Many people in the know reckon Remedy Oak is one of the finest inland golf courses in Britain but few people had the chance to experience the course when it first opened. Thankfully the club now welcomes visitors and the word on the street is that the rather expensive green fee is worth every penny.
The final stop on our Dorset tour. This is more your modern day club. A relatively new course, ranked number 2 in the county and its easy to see why. Its an experience – from the endless drive from club gates to car park, the welcome at reception, the introduction on the first tee, the practice facilities – everything is done to make your time at Remedy Oak a full experience.
As to the course, it costs a little more than its other illustrious neighbours of Ferndown and Broadstone, but for the sheer experience its worth the fee. Clearly its not the sort of green fee you’d be expecting to pay at your average local course, but as a one-off, whilst away on tour, definitely add it to the schedule.

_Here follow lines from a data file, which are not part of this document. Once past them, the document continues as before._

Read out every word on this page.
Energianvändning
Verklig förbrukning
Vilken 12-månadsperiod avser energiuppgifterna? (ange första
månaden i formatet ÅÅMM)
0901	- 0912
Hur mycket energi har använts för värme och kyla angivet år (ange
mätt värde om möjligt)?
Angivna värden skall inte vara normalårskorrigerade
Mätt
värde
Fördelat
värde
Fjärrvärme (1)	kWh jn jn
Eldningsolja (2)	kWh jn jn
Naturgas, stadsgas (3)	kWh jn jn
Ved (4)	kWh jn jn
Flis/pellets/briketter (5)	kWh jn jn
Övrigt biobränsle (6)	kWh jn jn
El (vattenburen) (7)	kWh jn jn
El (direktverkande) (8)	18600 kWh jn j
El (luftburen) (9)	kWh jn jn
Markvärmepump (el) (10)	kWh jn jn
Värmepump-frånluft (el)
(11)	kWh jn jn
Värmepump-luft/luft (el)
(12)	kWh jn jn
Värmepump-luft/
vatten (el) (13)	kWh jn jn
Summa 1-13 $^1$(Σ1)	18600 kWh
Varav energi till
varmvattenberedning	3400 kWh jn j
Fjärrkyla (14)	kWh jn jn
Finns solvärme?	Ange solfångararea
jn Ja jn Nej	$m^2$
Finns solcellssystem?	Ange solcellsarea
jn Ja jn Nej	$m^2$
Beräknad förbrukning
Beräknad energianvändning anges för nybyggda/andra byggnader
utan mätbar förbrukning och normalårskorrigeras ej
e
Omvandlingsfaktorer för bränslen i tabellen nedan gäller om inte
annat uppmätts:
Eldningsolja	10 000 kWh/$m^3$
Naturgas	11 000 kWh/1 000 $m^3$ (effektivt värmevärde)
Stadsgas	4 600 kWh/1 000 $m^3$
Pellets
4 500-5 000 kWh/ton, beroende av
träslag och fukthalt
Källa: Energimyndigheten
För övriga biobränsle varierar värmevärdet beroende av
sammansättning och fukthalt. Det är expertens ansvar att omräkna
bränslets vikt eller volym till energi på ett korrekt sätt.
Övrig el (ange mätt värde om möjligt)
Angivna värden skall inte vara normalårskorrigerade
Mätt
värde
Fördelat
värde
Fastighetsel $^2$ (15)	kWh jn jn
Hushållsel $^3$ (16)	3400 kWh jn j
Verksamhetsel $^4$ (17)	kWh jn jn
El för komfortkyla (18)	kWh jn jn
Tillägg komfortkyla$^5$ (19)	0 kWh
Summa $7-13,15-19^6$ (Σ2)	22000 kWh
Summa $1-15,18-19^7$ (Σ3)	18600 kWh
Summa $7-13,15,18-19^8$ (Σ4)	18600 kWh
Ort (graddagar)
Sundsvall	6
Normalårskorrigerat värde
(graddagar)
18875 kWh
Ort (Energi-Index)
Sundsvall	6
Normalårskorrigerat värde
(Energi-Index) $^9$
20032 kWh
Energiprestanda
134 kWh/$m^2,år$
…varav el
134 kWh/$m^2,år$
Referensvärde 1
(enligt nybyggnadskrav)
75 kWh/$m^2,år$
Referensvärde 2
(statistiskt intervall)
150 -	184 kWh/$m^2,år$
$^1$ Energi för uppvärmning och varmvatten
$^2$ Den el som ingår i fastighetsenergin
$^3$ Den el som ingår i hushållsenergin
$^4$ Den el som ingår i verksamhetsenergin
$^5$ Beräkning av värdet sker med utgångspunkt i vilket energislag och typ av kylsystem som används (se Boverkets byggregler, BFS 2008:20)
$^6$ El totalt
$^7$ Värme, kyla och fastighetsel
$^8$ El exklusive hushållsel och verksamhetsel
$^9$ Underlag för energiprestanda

The course is much more tree-lined, forest based than the gorse and heather of other courses in the area, and uses the natural landscaping well to carve out some lovely holes. As you’d expect from a modern course, water comes into play on numerous holes, each representing great “risk & reward” opportunities and also at the par 3 11th. The 18th too, is a great finishing hole across water from a downslope approach.
In terms of condition, this is the one area we felt the course could have scored a little better. The first green was not in good shape, it appears to sit in a shady area and as a result was strangely very slow (compared to the rest of the course). There were also several areas near to greens that seemed to be lacking of any maintenance which meant that it could be pot luck in the lie you acquired – of course if you hit a lot of greens then you wouldn’t experience this so much ! The greens in general appeared to quicken as we went around the course; we felt they were decent, if not the same quality of Ferndown. One other thing, some of the walks between greens and tees were a little excessive, but again this is typical of the modern day, buggy laden courses that are now the norm.
These minor things aside, we found the whole experience thoroughly enjoyable.